The next part of work will concern clustering which is the process of grouping set of data points with similar characteristics which have not been explicitly labeled. Objects in the same group (called a cluster) are more similar to each other than to those in other groups (clusters). Cluster analysis can be achieved by numerous algorithms, but in this case, for our PCA results I will use probably the most well-known K-Means and Cluster Dendogram for the hierarchical clustering.

3.3.1.Optimal number of clusters

After selecting the algorithm, we should understand its process. K-Means algorithm will first start with randomly selected group of centroids and then perform iterative calculations to optimize their positions by minimazing the eucildean distances between given point and each group center until centroids don’t change much between iterations are they are stabilized.Therefore, it is important to indicate the optimal number of clusters, which can be determined using the methods below. The vast majority of them indicate the optimal number of 2 clusters.

WSS

The Sum of Squares Method involves minimizing the sum of squares within a cluster (a measure of how tight each cluster is) and maximizing the sum of squares between clusters (a measure of how separate each cluster is from the others). As we can see in the plot below, a strong elbow is visible, indicating that the optimal number of clusters should not be greater than 2.
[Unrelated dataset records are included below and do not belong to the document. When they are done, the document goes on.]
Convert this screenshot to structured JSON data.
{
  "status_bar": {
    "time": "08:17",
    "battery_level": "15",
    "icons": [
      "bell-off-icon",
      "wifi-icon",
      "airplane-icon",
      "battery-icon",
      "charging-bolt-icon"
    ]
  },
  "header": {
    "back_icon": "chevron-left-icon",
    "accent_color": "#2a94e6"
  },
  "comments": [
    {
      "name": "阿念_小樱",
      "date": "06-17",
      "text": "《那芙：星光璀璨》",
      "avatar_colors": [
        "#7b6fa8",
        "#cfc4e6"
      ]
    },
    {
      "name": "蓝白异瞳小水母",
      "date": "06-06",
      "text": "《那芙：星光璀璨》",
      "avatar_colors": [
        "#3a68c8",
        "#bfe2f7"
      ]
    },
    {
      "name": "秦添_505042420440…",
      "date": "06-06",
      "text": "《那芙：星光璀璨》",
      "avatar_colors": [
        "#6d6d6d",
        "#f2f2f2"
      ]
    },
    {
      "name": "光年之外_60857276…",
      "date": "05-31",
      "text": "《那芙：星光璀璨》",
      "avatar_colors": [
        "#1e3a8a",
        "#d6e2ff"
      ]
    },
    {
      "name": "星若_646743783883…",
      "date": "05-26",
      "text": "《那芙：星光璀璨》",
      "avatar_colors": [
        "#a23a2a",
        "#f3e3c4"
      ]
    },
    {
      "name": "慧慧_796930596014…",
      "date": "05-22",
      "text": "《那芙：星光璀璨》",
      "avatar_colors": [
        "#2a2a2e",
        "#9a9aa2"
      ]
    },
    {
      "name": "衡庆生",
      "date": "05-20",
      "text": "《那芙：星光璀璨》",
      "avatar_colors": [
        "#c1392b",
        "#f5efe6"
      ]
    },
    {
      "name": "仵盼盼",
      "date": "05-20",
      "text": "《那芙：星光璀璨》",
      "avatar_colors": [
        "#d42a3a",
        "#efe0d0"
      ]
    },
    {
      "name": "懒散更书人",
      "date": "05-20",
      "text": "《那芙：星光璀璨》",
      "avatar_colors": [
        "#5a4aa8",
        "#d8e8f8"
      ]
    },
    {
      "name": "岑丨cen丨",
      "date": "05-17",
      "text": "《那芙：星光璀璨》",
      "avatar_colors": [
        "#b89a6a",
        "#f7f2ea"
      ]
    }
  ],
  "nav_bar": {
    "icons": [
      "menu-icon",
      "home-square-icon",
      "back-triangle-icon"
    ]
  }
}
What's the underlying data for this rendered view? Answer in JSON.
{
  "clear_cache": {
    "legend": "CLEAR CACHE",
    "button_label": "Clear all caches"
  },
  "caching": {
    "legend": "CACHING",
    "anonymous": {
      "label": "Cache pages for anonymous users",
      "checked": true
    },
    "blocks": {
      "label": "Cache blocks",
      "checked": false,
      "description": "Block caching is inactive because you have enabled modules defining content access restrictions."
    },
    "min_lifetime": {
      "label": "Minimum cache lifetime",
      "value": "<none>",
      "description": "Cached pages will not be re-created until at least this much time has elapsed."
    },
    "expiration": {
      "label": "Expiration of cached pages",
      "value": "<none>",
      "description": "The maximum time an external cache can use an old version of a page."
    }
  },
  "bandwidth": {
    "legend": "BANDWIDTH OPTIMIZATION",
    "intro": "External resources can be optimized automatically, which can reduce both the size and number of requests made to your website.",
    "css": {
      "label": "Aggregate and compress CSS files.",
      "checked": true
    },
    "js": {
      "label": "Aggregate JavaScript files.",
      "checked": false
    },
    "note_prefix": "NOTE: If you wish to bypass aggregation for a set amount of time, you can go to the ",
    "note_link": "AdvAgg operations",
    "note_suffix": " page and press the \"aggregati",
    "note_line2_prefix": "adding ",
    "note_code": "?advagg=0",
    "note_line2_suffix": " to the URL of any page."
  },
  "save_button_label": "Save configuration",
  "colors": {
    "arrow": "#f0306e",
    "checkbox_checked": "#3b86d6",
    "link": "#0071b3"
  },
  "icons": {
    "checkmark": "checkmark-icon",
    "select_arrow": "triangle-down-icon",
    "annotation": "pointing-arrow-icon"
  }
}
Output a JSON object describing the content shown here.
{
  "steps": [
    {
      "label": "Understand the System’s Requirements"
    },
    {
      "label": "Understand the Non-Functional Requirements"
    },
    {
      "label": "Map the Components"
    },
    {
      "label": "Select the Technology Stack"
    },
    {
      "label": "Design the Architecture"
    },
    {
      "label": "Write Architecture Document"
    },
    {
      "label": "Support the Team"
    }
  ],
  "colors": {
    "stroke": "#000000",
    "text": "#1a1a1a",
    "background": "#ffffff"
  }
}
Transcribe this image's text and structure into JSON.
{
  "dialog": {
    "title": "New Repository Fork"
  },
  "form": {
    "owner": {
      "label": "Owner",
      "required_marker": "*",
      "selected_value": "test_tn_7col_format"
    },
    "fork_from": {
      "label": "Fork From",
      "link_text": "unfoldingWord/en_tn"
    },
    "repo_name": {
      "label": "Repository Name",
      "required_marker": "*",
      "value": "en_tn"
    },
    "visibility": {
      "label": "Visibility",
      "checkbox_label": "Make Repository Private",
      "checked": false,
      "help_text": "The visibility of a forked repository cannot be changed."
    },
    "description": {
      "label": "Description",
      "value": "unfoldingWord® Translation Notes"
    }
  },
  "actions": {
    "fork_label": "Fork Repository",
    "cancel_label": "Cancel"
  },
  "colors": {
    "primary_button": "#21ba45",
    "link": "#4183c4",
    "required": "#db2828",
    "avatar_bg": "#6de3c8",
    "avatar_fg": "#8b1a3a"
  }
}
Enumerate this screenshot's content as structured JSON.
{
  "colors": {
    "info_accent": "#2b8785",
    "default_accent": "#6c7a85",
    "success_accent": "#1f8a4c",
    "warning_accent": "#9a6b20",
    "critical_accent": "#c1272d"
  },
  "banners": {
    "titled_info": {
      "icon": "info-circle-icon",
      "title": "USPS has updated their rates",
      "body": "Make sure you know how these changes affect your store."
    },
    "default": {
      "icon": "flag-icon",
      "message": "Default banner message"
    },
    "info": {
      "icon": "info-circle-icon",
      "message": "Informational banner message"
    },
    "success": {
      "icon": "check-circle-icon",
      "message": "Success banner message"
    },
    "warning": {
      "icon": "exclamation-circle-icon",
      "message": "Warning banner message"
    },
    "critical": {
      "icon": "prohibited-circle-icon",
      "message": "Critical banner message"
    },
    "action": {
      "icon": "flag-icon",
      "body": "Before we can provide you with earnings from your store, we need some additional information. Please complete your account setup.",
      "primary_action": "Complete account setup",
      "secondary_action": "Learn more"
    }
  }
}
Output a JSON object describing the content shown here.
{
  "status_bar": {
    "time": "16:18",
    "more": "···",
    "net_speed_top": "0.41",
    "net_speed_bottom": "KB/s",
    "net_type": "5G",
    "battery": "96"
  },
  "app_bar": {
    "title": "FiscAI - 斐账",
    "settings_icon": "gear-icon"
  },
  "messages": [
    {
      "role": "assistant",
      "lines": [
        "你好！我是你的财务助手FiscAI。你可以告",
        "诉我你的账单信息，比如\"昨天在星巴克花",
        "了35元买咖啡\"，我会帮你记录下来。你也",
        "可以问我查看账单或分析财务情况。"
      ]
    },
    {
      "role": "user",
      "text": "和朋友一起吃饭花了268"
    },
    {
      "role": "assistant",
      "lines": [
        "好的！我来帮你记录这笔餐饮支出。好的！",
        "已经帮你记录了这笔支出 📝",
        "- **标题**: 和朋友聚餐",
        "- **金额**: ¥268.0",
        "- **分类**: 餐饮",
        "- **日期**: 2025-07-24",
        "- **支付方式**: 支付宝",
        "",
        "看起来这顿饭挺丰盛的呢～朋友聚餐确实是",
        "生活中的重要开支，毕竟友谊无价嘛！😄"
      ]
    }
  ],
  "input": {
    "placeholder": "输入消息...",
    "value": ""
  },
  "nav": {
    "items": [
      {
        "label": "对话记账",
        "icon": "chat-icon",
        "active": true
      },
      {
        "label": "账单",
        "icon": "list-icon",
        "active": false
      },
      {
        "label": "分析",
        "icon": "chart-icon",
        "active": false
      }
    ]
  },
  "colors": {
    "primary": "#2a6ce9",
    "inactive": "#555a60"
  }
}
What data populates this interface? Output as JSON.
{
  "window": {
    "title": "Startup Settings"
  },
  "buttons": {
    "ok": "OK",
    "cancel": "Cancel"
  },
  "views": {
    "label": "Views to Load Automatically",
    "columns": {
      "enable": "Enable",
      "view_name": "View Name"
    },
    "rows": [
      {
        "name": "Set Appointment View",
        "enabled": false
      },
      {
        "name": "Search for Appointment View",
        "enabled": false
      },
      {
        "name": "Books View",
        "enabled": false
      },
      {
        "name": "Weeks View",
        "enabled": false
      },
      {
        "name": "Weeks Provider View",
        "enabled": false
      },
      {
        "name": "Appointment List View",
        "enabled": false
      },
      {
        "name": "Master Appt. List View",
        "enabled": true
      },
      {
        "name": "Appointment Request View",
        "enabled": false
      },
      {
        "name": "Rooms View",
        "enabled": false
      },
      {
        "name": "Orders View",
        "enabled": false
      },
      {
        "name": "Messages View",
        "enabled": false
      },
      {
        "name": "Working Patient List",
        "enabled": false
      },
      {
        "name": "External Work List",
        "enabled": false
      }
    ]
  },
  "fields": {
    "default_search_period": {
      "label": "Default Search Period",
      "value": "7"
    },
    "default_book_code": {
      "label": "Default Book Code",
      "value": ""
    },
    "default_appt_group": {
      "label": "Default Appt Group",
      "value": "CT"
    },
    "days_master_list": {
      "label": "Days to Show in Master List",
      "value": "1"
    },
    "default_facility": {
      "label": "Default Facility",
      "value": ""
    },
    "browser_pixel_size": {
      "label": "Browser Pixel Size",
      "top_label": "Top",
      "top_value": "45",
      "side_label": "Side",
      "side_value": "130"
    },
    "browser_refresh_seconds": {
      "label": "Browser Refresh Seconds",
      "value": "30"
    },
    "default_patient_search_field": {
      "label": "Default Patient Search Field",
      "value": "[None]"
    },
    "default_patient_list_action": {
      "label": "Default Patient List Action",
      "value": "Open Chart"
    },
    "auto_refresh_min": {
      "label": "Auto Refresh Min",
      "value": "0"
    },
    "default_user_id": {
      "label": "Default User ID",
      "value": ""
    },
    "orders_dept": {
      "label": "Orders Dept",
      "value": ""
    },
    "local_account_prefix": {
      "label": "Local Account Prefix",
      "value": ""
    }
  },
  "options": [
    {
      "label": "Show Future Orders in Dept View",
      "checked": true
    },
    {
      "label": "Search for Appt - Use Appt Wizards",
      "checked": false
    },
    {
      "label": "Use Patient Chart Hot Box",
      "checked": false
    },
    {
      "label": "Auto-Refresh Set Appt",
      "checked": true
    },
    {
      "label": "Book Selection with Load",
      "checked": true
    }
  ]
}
wss <- (nrow(z.pca2[["scores"]])-1) * sum(apply(z.pca2[["scores"]], 2, var))
for (i in 2:20) wss[i] <- sum(kmeans(z.pca2[["scores"]], centers=i)$withiness)
plot(1:20, wss, type='b', xlab='Number of Clusters', ylab='Within groups sum of squares')

Silhouette

Another method computes statistic, the average silhouette of observations for different values of k. The higher the value the better, so also in this case we should choose 2 clusters.

fviz_nbclust(z.pca2[["scores"]], FUNcluster = kmeans)

Gap statistic

The gap statistic indicate optimal number of clusters by comparing the total intra-cluster variability for different k values with their expected values under null reference distribution of the data. Value that maximized the gap statistic estimates the optimal number of clusters. In contrary to previously mentioned methods, this indicates that 5 clusters would be optimal.

fviz_nbclust(z.pca2[["scores"]], FUNcluster=kmeans, method="gap_stat")+ theme_classic()

NbClust

According to the package description the NbClust includes 30 indicators to determine the appropriate number of clusters and offers users the best clustering scheme based on the different results obtained by varying all combinations of cluster numbers, distance measures and clustering methods. Based on the obtained results optimal number of clusters equals to 2.

res.nbclust <- NbClust(z.pca2[["scores"]], distance = "euclidean",
                  min.nc = 2, max.nc = 9, 
                  method = "complete", index ="all")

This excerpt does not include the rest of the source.